GENEVA (AP) — It is rare in top-level soccer for a player to be tasked with marking their life partner who is also the opponent’s star striker.
Sweden defender Magdalena Eriksson’s job Friday is stopping the threat of Denmark captain Pernille Harder in their opening game at the Women's European Championship.
They have been a couple for 11 years whose influence and inspiration goes beyond sports, since a photograph went viral of their kiss after a game at the 2019 World Cup in France.
Ahead of their Euro 2025 game in Geneva, the previous clash for the pair — each with more than 100 national-team appearances — was a celebrated victory for Eriksson in February.
Showing no personal favors as Sweden captain that evening, Eriksson’s tough challenges late in a Nations League game left their mark. Harder had treatment for an injured side then got Eriksson’s elbow in her face when they wrestled at a corner near the end of Sweden’s 2-1 win.
Harder smiled ruefully after that foul was judged and seemed content last month that Eriksson was suspended for the return game when finishing top of the group was at stake.
“As a football player, it’s nice that Magda won’t play. But also to avoid these duels between us,” the Denmark captain said ahead of her team losing 6-1.
A running joke this year has been that the loser must do the washing up at their home, and a Swedish fan's banner in Solna four weeks ago read: “Pernille tar disken” (Pernille does the dishes).

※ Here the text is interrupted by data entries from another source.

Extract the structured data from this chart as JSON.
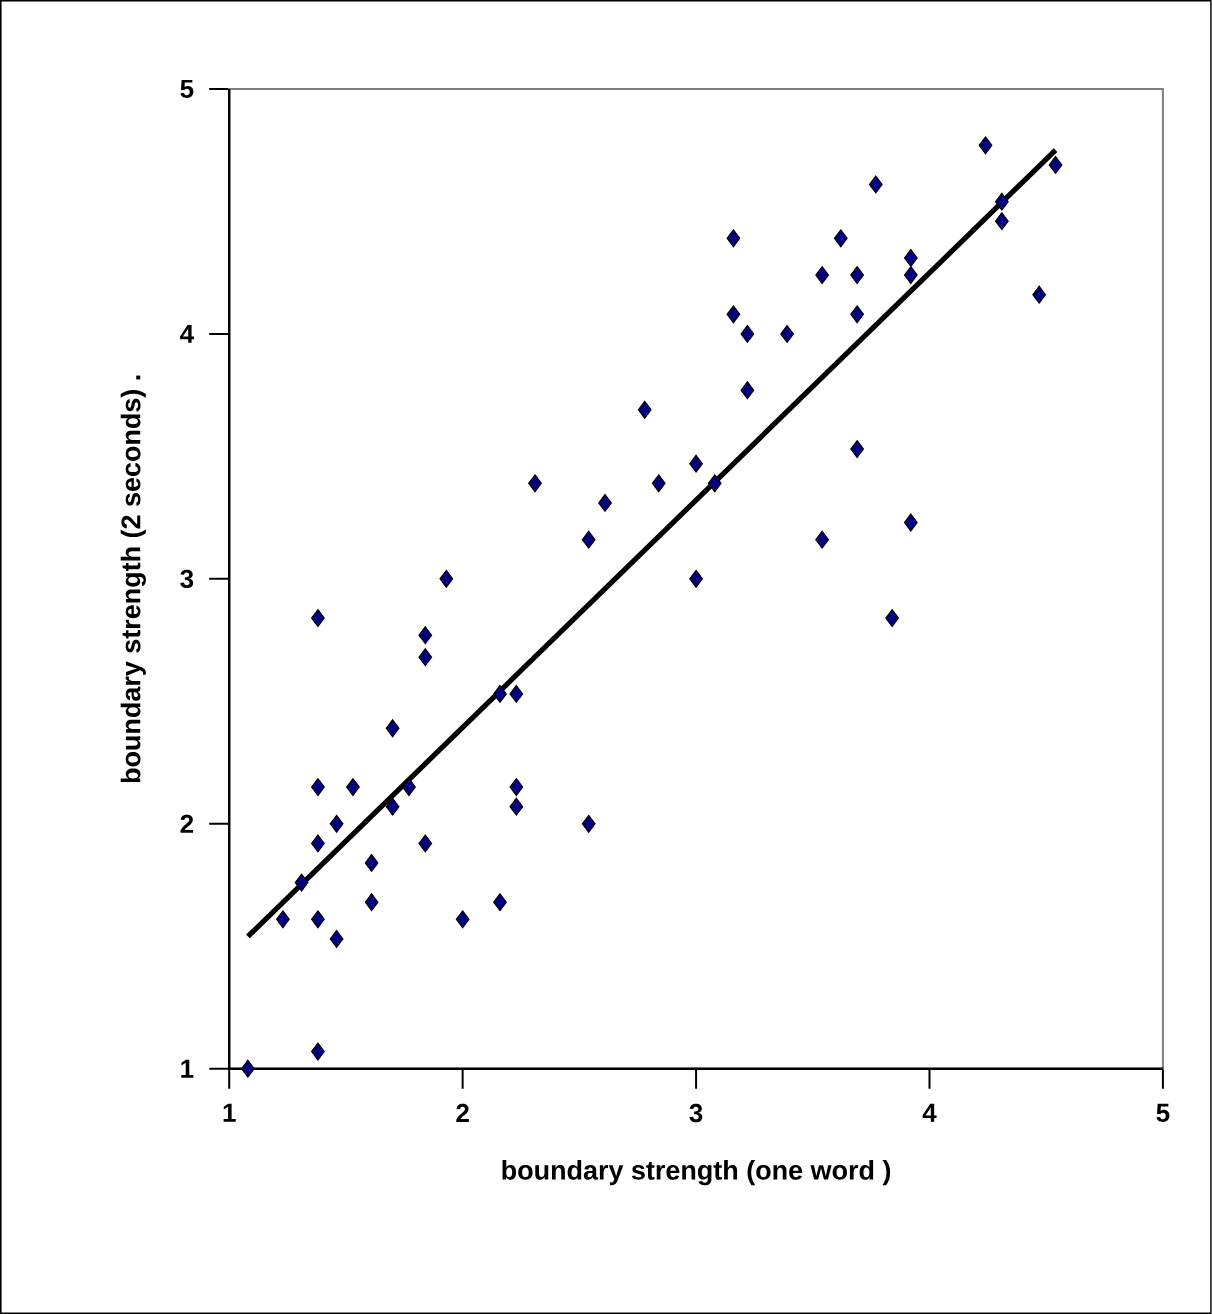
{
  "chart_data": {
    "type": "scatter",
    "xlabel": "boundary strength  (one word )",
    "ylabel": "boundary strength  (2 seconds)  .",
    "xlim": [
      1,
      5
    ],
    "ylim": [
      1,
      5
    ],
    "xticks": [
      1,
      2,
      3,
      4,
      5
    ],
    "yticks": [
      1,
      2,
      3,
      4,
      5
    ],
    "grid": false,
    "marker": "diamond",
    "series": [
      {
        "color": "#000080",
        "x": [
          2.78,
          2.31,
          2.84,
          3.0,
          3.08,
          2.61,
          2.54,
          1.93,
          3.0,
          4.24,
          4.54,
          3.77,
          4.31,
          4.31,
          3.16,
          3.62,
          3.92,
          3.54,
          3.69,
          3.92,
          4.47,
          3.16,
          3.69,
          3.22,
          3.39,
          3.22,
          3.69,
          3.92,
          3.54,
          3.84,
          1.38,
          1.84,
          1.84,
          2.16,
          2.23,
          1.7,
          1.38,
          1.53,
          1.77,
          2.23,
          1.7,
          2.23,
          2.54,
          1.46,
          1.38,
          1.84,
          1.61,
          1.31,
          1.61,
          2.16,
          1.23,
          1.38,
          2.0,
          1.46,
          1.38,
          1.08
        ],
        "values": [
          3.69,
          3.39,
          3.39,
          3.47,
          3.39,
          3.31,
          3.16,
          3.0,
          3.0,
          4.77,
          4.69,
          4.61,
          4.54,
          4.46,
          4.39,
          4.39,
          4.31,
          4.24,
          4.24,
          4.24,
          4.16,
          4.08,
          4.08,
          4.0,
          4.0,
          3.77,
          3.53,
          3.23,
          3.16,
          2.84,
          2.84,
          2.77,
          2.68,
          2.53,
          2.53,
          2.39,
          2.15,
          2.15,
          2.15,
          2.15,
          2.07,
          2.07,
          2.0,
          2.0,
          1.92,
          1.92,
          1.84,
          1.76,
          1.68,
          1.68,
          1.61,
          1.61,
          1.61,
          1.53,
          1.07,
          1.0
        ]
      },
      {
        "type": "line",
        "color": "#000000",
        "marker": "none",
        "line_style": "solid",
        "x": [
          1.08,
          4.54
        ],
        "values": [
          1.54,
          4.75
        ]
      }
    ]
  }
}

Eriksson and Harder have embraced their status as LGBTQ+ icons in soccer since the 2019 kiss in Paris, on the sidelines of Sweden’s victory over Canada in the round of 16.
“I didn’t realize until that picture came out how big of an inspiration we actually are for a lot of people,” Harder told English daily Guardian after the tournament, when both signed with soccer’s Common Goal social program.
Eriksson said the reaction to the photo “made me understand that, ‘OK, I am actually a role model to people’.”
They donate 1% of their salary to Common Goal and support its Play Proud project.
Eriksson explained more of her personal philosophy in a film the couple made in 2022 with Vogue magazine’s Scandinavian edition.
“That’s something my dad always taught me when I was younger was to have integrity, to stand up for what you believe in,” she said. “It’s very important to stay true to my values.”
Eriksson and Harder’s relationship started in 2014 when teammates at Swedish club Linköping, and they were reunited at Chelsea and now with Bayern Munich.
They have faced each other twice, in 2018 on opposite sides of a Champions League semifinal — Harder scored as Wolfsburg eliminated Eriksson’s Chelsea — and in a World Cup qualifying game that saw Sweden advance.
Now their friendly rivalry finally lands on a tournament stage at Euro 2025.